Come spiega in un dettagliato report di ESET (che ha battezzato il trojan con il nome di Industroyer) il malware è stato sviluppato da qualcuno che ha conoscenze approfondite dei sistemi di automazione industriali ed è in grado di sfruttare ben quattro protocolli ICS (Industrial Control System) diversi.
Nel dettaglio, Industroyer è composto da una serie di moduli che sono in grado di interfacciarsi con gli standard IEC 60870-5-101 (o IEC 101); IEC 60870-5-104 (o IEC 104); IEC 61850 e OLE for Process Control Data Access (OPC DA).
Il componente principale del malware è una backdoor per sistemi Windows che consente ai pirati informatici di controllare il malware da un server Command and Control attraverso una connessione HTTPS e che, in molti casi, utilizza il circuito Tor per nascondere le sue tracce.
Il codice del malware contiene anche una sorta di timer, che permette di pianificare gli orari in cui avverranno le comunicazioni tra il trojan e il server C&C, permettendo agli autori di Industroyer di concentrare le comunicazioni in orari non sospetti, come quelli che coincidono con l’attività produttiva.
Il malware consente ai pirati informatici di eseguire più o meno qualsiasi tipo di operazione, come avviare una shell, scaricare eseguibili e installare nuovi componenti.
Stando alla ricostruzione di ESET, nella prima fase dell’attacco l’obiettivo dei cyber-criminali è però sostanzialmente quello di acquisire i privilegi di amministratore ed “evolvere” il malware al suo secondo stadio in cui verrà eseguito come un Windows Service Program.
Industroyer, però, contiene anche una backdoor aggiuntiva, che è in pratica una versione del Blocco Note di Windows contenente un trojan.
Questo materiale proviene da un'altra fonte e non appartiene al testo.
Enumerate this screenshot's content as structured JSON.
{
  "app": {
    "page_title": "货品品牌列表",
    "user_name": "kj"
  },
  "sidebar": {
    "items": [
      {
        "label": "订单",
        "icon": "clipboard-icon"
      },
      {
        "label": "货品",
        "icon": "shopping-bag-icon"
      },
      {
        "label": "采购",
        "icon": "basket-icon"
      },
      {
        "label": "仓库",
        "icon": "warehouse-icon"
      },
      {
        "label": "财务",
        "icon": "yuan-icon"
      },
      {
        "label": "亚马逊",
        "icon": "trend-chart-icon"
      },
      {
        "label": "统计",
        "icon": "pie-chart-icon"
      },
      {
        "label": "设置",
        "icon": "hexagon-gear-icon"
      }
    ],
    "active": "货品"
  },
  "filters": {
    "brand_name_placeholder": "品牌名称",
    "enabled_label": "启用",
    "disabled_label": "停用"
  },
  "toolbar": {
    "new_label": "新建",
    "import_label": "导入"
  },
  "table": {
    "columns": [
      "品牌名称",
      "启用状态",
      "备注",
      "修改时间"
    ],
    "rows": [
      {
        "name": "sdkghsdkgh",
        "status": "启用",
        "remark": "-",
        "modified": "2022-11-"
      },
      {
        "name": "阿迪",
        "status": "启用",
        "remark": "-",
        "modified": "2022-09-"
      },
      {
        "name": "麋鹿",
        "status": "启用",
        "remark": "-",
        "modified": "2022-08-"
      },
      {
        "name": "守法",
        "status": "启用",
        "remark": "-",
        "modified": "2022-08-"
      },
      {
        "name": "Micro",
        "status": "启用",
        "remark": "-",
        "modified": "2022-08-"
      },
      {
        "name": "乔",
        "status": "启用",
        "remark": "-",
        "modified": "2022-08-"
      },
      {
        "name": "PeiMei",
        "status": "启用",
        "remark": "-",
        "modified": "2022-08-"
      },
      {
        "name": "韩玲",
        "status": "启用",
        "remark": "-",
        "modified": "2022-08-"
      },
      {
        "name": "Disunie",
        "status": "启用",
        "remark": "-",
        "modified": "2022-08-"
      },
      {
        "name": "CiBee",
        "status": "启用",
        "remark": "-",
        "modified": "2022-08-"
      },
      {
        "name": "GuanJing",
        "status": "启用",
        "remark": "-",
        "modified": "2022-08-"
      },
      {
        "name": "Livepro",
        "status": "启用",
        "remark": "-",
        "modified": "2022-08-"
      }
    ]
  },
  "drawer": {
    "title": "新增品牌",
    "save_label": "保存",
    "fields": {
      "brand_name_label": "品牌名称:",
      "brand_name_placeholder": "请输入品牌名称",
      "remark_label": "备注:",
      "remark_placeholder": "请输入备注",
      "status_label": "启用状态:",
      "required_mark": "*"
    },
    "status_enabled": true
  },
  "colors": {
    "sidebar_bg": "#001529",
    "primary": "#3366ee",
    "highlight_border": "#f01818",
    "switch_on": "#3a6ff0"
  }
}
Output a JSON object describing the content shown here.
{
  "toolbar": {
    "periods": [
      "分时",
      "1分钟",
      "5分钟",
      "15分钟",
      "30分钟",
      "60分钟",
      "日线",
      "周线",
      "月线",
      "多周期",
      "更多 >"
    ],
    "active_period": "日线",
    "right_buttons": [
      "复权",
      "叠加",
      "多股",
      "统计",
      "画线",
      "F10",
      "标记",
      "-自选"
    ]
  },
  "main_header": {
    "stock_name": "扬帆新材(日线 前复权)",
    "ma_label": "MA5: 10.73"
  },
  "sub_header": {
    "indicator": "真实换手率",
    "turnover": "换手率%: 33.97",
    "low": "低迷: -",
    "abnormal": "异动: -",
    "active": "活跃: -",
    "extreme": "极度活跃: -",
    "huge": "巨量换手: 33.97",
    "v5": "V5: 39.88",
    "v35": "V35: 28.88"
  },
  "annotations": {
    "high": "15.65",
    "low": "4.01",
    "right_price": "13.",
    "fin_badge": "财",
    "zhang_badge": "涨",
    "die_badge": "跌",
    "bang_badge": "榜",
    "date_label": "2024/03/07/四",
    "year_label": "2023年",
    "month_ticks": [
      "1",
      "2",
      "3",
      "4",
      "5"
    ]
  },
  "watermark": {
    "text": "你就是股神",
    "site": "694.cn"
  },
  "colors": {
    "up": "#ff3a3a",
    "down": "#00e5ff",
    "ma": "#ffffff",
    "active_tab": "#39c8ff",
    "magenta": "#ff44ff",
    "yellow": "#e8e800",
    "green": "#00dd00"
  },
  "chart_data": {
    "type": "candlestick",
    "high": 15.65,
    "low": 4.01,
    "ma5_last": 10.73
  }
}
Il suo scopo è quello di consentire ai pirati l’accesso alla macchina nel caso in cui il modulo principale sia individuato ed eliminato.
Questa “backdoor di scorta” comunica con un server C&C diverso, in modo che anche l’eventuale individuazione del primo server non consenta alla vittima di bloccarne le comunicazioni.
La parte “distruttiva” viene invece gestita da un altro modulo, che i ricercatori di ESET hanno chiamato Launcher e la cui funzione è quella di caricare due diversi payload che vengono avviati sul sistema infetto.
Il primo payload viene scelto in base al tipo di bersaglio e allo standard utilizzato e viene caricato sotto forma di una DLL. Le versioni create dai pirati informatici sono quattro e consentono, in pratica, di ottenere l’accesso a tutti i dispositivi all’interno dell’infrastruttura e modificarne le impostazioni a loro piacimento.
Il secondo payload, invece, viene usato nell’ultima fase dell’attacco ed è un Data Wiper pensato per cancellare le tracce dell’attacco. Si tratta di un componente programmato per individuare tutti i file che possono contenere informazioni sull’infiltrazione e cancellarli, sovrascrivendoli con dati casuali.
Il Data Wiper, infine, termina tutti i processi di sistema a parte sé stesso, provocando quasi invariabilmente un crash della macchina. Dal momento che il modulo modifica anche il registro di sistema, il computer risulta impossibile da avviare.
I ricercatori di ESET hanno individuato però altri strumenti integrati in Industroyer, tra cui un port scanner “fatto in casa” e un modulo che consente di portare attacchi Denial of Service nei confronti dei dispositivi Siemens SIPROTEC.
Insomma: Industroyer ha un livello di complessità ed efficacia che fa pensare a tutto fuorché all’opera di un “freelance” in vena di esperimenti con i sistemi industriali. Dalle parti di ESET, però, preferiscono andarci con i piedi di piombo prima di attribuire a qualcuno (il governo russo?) la paternità di Industroyer.
Quello che è certo, è che il malware non ha nulla da invidiare a “colleghi” più celebri come Stuxnet e che la sua stessa esistenza dovrebbe far suonare un campanello di allarme riguardo il livello di sicurezza delle infrastrutture industriali sull’intero pianeta.